Es ist schon merkwürdig: Eine Million Wohnungen steht in Deutschland leer, aber man baut Flüchtlingslager. Dabei weiß man: In diesen Lagern entstehen – wie überall, wo Menschen zusammengepfercht werden – nicht nur Frustration und Aggression, sondern informelle Strukturen, die bald von den gerissensten und gewissenlosesten Typen unter den Insassen beherrscht werden. Aufnahmelager und Asylantenheime ziehen eben nicht nur Demonstranten an, sondern auch allerlei Rekrutierer aus der Islamisten-, der Drogen- und der radikalen Politikszene. Daran können auch Deutsch- und Integrationskurse nur wenig ändern. Man lernt Deutsch nur im Alltag. Man integriert sich durch Teilhabe.

Viel ist von Parallelgesellschaften und der Clanstruktur der arabischen Gesellschaft die Rede, in der Regel im Zusammenhang mit Kriminalität und religiösem Fanatismus. Von der Schutz- und Hilfestruktur der Familienclans, vom Wert der Parallelgesellschaft als Stützund Fixpunkt in einer fremden Kultur wird hingegen fast nie gesprochen. Eine Einwanderungsgesellschaft muss jedoch lernen, diese Strukturen nicht (nur) als Bedrohung, sondern auch als Ressource wahrzunehmen.

Noch sind wir nicht so weit wie die USA, wo selbst – ja gerade – vom legalen Einwanderer die Zusicherung verlangt wird, die Hilfe der Allgemeinheit nicht in Anspruch zu nehmen, und wo als Garantie dieser Zusicherung ein Bürge gestellt werden muss. Dieses Aussetzen des Sozialstaats für den Neuankömmling widerspricht unserem Denken, das im Zuwanderer den Flüchtling, im Flüchtling den Hilfsbedürftigen, im Hilfsbedürftigen den Hilfsempfänger und im Hilfsempfänger den potenziellen Sozialbetrüger sieht und darum das Registrieren, Ordnen und Zuordnen, das Anstellen, Kasernieren und Verteilen, das Einteilen und Zuteilen in den Vordergrund stellt.

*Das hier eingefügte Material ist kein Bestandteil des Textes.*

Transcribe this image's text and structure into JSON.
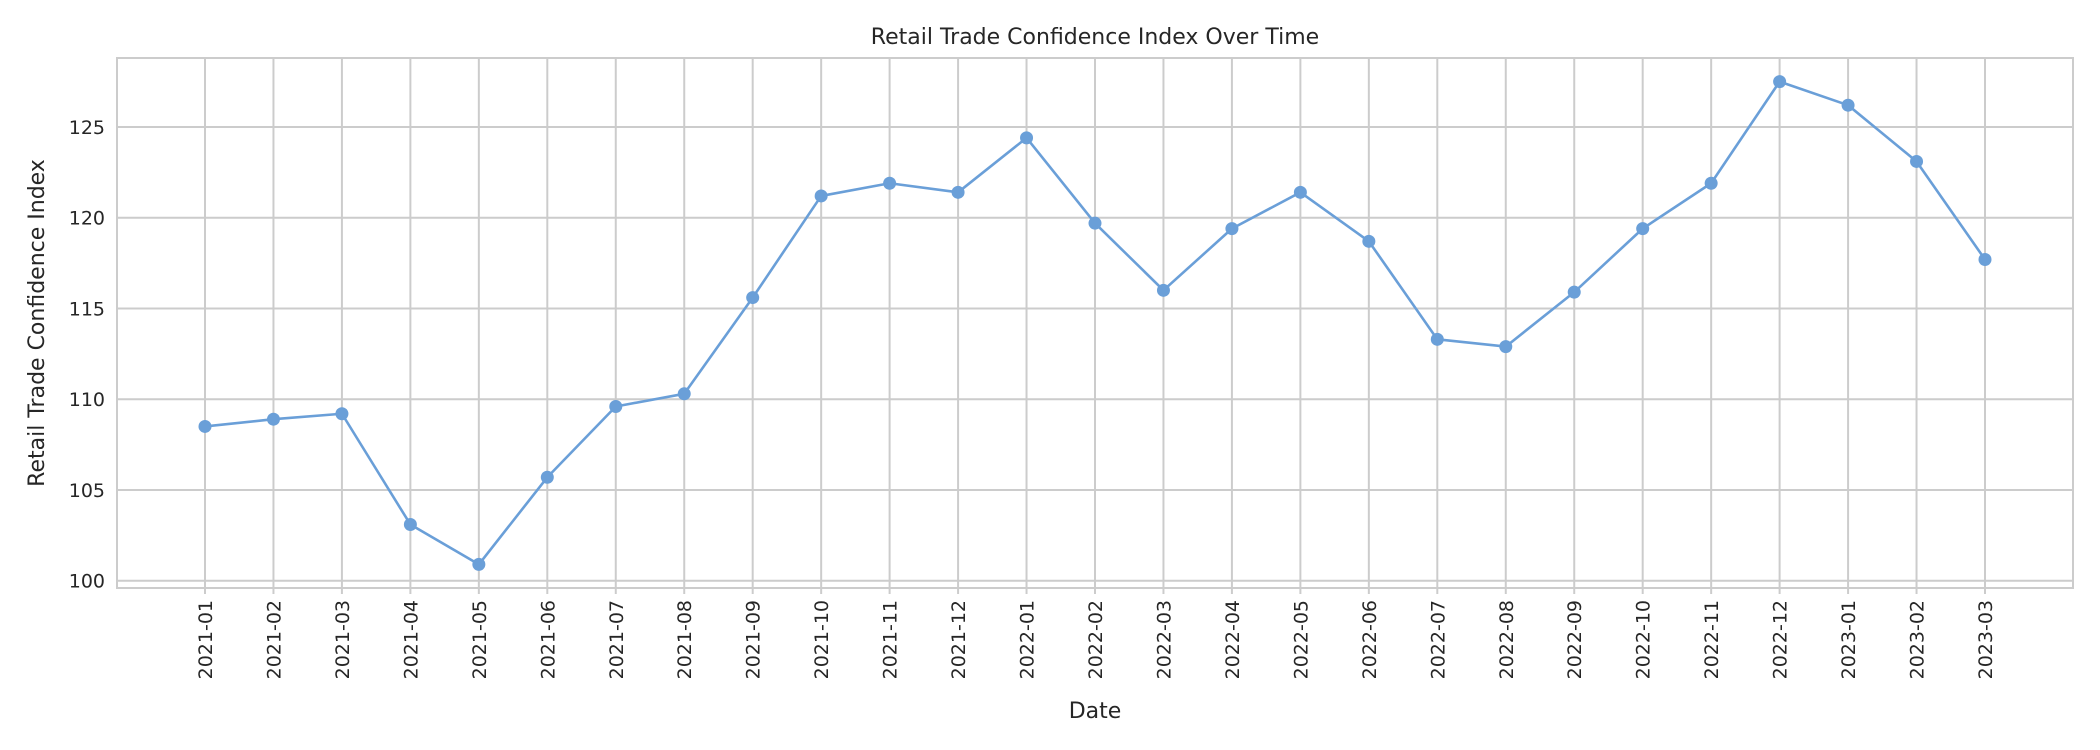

Die Bundeskanzlerin hat wenig Beifall bekommen für ihre Feststellung, heute seien Grenzen nicht hundertprozentig zu schützen. Sie sprach aber nur eine Binsenwahrheit aus. Wer hier legal leben und arbeiten will, stößt auf eine Mauer aus Papier, und die ist ziemlich wirksam. Der Innenminister zeigte sich empört über Leute, die sich aus Auffanglagern in Taxis davonmachen; er könnte eigentlich froh darüber sein. Sie haben Geld ins Land gebracht, sie fahren irgendwohin, wo sie keinen öffentlich gestellten Wohnraum beanspruchen – keine Turnhalle etwa, die für Schulsport gebraucht wird –, wo man sich um sie kümmert, wo sie sich selbst um sich kümmern. Sie wollen arbeiten, leben, lernen, ihre Kinder zur Schule schicken; dazu werden sie sich ja auch mit den nötigen Papieren versorgen müssen.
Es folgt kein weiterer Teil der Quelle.